A ofensiva tem como um dos principais alvos o banqueiro Daniel Vorcaro, que voltou a ser alvo de mandados de busca e apreensão autorizados pelo ministro do Supremo Tribunal Federal Dias Toffoli. A repetição do nome do empresário na investigação reforça o avanço das apurações, segundo fontes ligadas ao caso.
Além de Vorcaro, a ação também alcança parentes próximos, como a irmã, o cunhado e um primo, todos suspeitos de participação em operações financeiras consideradas irregulares pelas autoridades.
Ao todo, a PF cumpre 42 mandados de busca e apreensão em endereços localizados em São Paulo, Bahia, Minas Gerais, Rio Grande do Sul e Rio de Janeiro. Os agentes recolhem documentos, equipamentos eletrônicos e outros materiais que possam contribuir para o aprofundamento da investigação.
A operação ganhou dimensão nacional pela quantidade de alvos e pela extensão geográfica, o que evidencia a complexidade do caso.
Durante a deflagração da operação, o empresário Fabiano Zettel, cunhado de Daniel Vorcaro, foi preso ao tentar embarcar para os Emirados Árabes Unidos. A detenção ocorreu em aeroporto e chamou a atenção dos investigadores, que avaliam se havia risco de fuga.

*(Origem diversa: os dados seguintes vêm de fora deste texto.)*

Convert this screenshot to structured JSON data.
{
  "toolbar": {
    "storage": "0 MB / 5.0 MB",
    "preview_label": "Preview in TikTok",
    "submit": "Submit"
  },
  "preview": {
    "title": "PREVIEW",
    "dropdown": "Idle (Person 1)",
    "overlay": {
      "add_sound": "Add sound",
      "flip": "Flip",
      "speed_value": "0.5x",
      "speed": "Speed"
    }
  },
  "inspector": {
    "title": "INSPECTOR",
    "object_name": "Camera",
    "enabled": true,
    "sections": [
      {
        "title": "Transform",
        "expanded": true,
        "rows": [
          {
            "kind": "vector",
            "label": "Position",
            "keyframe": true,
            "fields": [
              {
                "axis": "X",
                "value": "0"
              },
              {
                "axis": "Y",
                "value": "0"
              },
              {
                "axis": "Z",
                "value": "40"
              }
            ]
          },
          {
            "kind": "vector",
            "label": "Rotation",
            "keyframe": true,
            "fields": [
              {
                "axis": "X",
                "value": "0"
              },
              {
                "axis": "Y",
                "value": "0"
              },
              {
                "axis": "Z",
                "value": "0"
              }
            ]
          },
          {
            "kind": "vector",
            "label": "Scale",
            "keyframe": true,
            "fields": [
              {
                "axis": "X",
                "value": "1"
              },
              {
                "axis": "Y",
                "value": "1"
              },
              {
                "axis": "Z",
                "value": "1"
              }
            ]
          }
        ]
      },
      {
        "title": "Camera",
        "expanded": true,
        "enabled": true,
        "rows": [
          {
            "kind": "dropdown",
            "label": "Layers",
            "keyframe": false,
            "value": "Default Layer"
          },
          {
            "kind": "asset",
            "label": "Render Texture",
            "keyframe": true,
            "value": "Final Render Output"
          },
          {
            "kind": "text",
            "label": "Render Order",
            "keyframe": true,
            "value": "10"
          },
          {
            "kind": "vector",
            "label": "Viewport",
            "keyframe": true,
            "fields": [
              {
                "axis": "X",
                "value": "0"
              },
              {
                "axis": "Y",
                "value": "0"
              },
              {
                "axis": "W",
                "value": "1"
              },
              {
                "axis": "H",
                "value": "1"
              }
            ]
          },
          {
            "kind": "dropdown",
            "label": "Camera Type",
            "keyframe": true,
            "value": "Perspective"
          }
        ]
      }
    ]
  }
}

O foco central desta nova fase é aprofundar as suspeitas de gestão fraudulenta no Banco Master. De acordo com a Polícia Federal, há indícios de que fundos de investimento sediados na região da Faria Lima teriam sido utilizados para viabilizar operações financeiras irregulares. Essas estruturas, em tese, teriam servido para mascarar desvios e movimentações atípicas, segundo os investigadores.
Empresários ligados a esses fundos também passaram a ser investigados, entre eles Nelson Tanure. A PF tenta esclarecer se houve conluio entre executivos do banco e gestores de fundos para beneficiar pessoas físicas ligadas ao grupo.
A operação se apoia em dois conjuntos principais de provas. O primeiro reúne elementos obtidos na fase inicial da investigação, deflagrada em novembro, que analisou possíveis irregularidades na tentativa de venda do Banco Master ao Banco Regional de Brasília.
O segundo conjunto surgiu a partir de uma nova comunicação de crime feita pelo Banco Central, que apontou indícios mais detalhados de operações fraudulentas envolvendo fundos de investimento. Com base nesses dados, a PF solicitou medidas mais duras, incluindo o bloqueio de R$ 5,7 bilhões pertencentes aos investigados.
A suspeita é de que esse montante tenha sido retirado da contabilidade do banco e transferido, de forma indevida, para o patrimônio pessoal de Vorcaro e de pessoas próximas, segundo o Estadão.
Em nota, a defesa de Daniel Vorcaro informou que tomou ciência das medidas judiciais e reiterou que o banqueiro tem colaborado de forma contínua com as autoridades. Segundo os advogados, todas as determinações da Justiça estão sendo cumpridas com transparência.
A defesa também afirmou que Vorcaro permanece à disposição para prestar esclarecimentos sempre que solicitado. Os representantes legais destacam confiança no devido processo legal e afirmam que atuarão para que os fatos sejam apurados dentro dos limites constitucionais.